With the objective of creating a uniform regulatory ecosystem in the rental housing market, the government recently approved the Model Tenancy Act, 2021 (MTA). The new law will act as a guide for states to adopt by either revising their existing tenancy laws or enacting new ones in line with the MTA.

The MTA regulates the tenancy market through a rent authority to oversee such matters as tenancy agreements; the determination of revised rents in case of dispute; the deposit of rent with the rent authority; the repair and maintenance of property, and the obligations of property managers and outcomes of infringements of obligations. The rent authority shall allot a unique ID for each tenancy agreement and all tenancy agreements are to be in writing. In the event of a dispute, a claim can be brought before the rent authority. The MTA establishes rent courts and tribunals that will hear appeals from decisions of the rent authority and make determinations within 60 days.

To balance the scales, the MTA caps the security payable by the tenant at a maximum of two months’ rent in the case of residential housing, and to a maximum of six months’ rent in the case of commercial properties while permitting the landlord to access the security deposit if the tenant refuses to carry out scheduled or agreed repairs; bars landlords from cutting power and water supplies in disputes with tenants and imposes heavy penalties for any breach; requires the tenant to pay the landlord twice the monthly rent for two months and four times the monthly rent thereafter where overstaying and squatting has occurred, and requires that the revision of rent shall be in accordance with the terms of the tenancy agreement unless a higher increase is mutually agreed.

From a commercial perspective, while the MTA sets out the essential arrangements and policies, the specific guidelines will probably change from state to state, as land is within their jurisdiction. The definition of tenant does not include their successor on death, but the MTA allows a tenant’s successor to inherit all rights as specified in the tenancy agreement in case of death. This inconsistency in succession issues needs to be rectified to give commercial developers better market access. The model on limits of the security deposit has to work differently in urban and semi-urban areas. One size may not fit both and may lead to pain points for landlords in urban areas who find the capped security deposits insufficient to cover losses.

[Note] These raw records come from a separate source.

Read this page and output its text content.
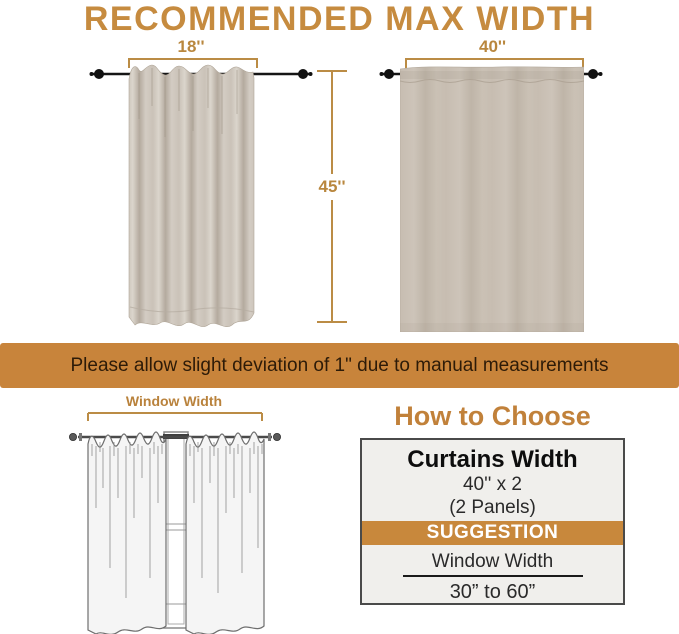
RECOMMENDED MAX WIDTH
18''
45''
40''
Please allow slight deviation of 1" due to manual measurements
Window Width	How to Choose
Curtains Width
40'' x 2
(2 Panels)
SUGGESTION
Window Width
30” to 60”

The MTA provides for redress in the case of any matter or dispute arising from tenancies, without dealing with disputes that existed before the introduction of the MTA.

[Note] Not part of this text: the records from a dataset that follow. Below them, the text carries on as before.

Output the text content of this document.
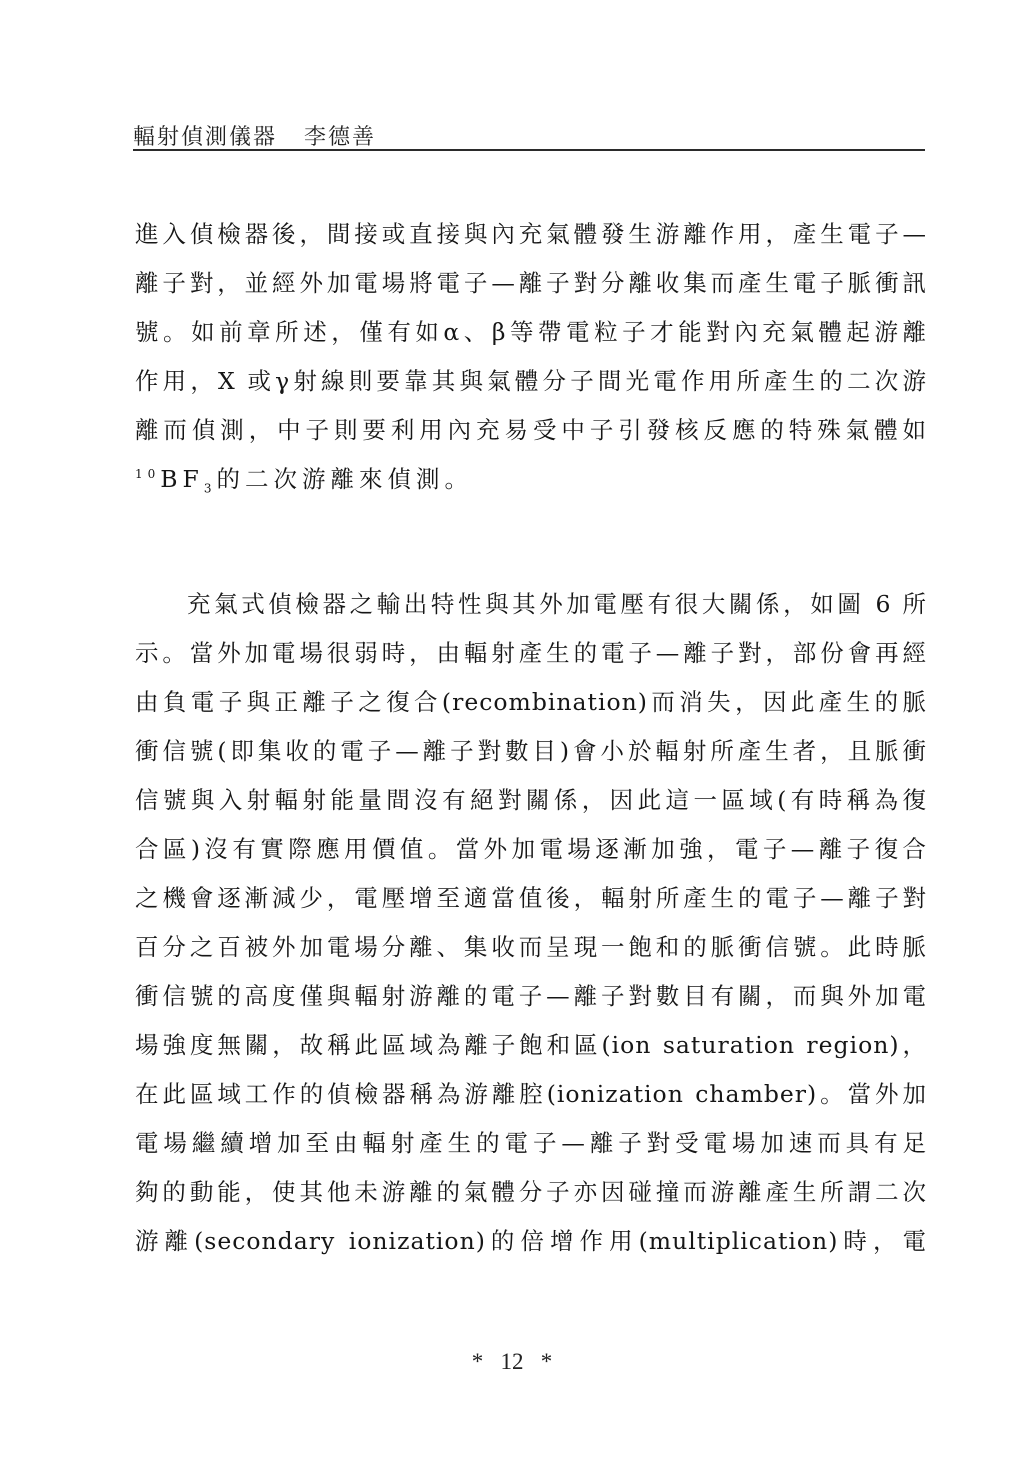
輻射偵測儀器 李德善
進入偵檢器後，間接或直接與內充氣體發生游離作用，產生電子—
離子對，並經外加電場將電子—離子對分離收集而產生電子脈衝訊
號。如前章所述，僅有如α、β等帶電粒子才能對內充氣體起游離
作用，X 或γ射線則要靠其與氣體分子間光電作用所產生的二次游
離而偵測，中子則要利用內充易受中子引發核反應的特殊氣體如
$^{10}BF_3$的二次游離來偵測。
充氣式偵檢器之輸出特性與其外加電壓有很大關係，如圖 6 所
示。當外加電場很弱時，由輻射產生的電子—離子對，部份會再經
由負電子與正離子之復合(recombination)而消失，因此產生的脈
衝信號(即集收的電子—離子對數目)會小於輻射所產生者，且脈衝
信號與入射輻射能量間沒有絕對關係，因此這一區域(有時稱為復
合區)沒有實際應用價值。當外加電場逐漸加強，電子—離子復合
之機會逐漸減少，電壓增至適當值後，輻射所產生的電子—離子對
百分之百被外加電場分離、集收而呈現一飽和的脈衝信號。此時脈
衝信號的高度僅與輻射游離的電子—離子對數目有關，而與外加電
場強度無關，故稱此區域為離子飽和區(ion saturation region)，
在此區域工作的偵檢器稱為游離腔(ionization chamber)。當外加
電場繼續增加至由輻射產生的電子—離子對受電場加速而具有足
夠的動能，使其他未游離的氣體分子亦因碰撞而游離產生所謂二次
游離(secondary ionization)的倍增作用(multiplication)時，電
*   12   *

The MTA will simplify the existing rental structure and promote the overall growth of the commercial and residential real estate sector, which will now have to rework legal and risk strategies to follow the model of the MTA. The most significant feature is that it provides a clear roadmap to which states can adhere and accordingly adopt to suit local conditions. The MTA is a boon for investors who are looking at renting as an economic model. The MTA will put in place a reliable and robust system for tenants and landlords alike to resolve their respective issues, while reshaping the unorganised real estate and tenancy space over the years to come.

It will encourage the creation of adequate rental housing stock for all income groups and subsequently alleviate the issue of housing shortages. The MTA will create the systematic organisation of rental housing by continuously encouraging the free market to deal with it and to regulate it.

The implementation of the MTA has three broad implications for the tenancy space. There will be uniformity of and clarity in the legal regime:

  1. to regulate the tenancies of both residential and commercial properties in relation to tenancy, occupation and eviction conditions, and the maintenance and upkeep of property;

  2. to regulate tenancies while balancing the interests and rights of landlords and tenants alike, and

  3. for tenancy dispute resolution in a time-bound manner, with a three-tier framework of rent authorities, rent courts and rent tribunals to ensure the expeditious adjudication of tenancy disputes.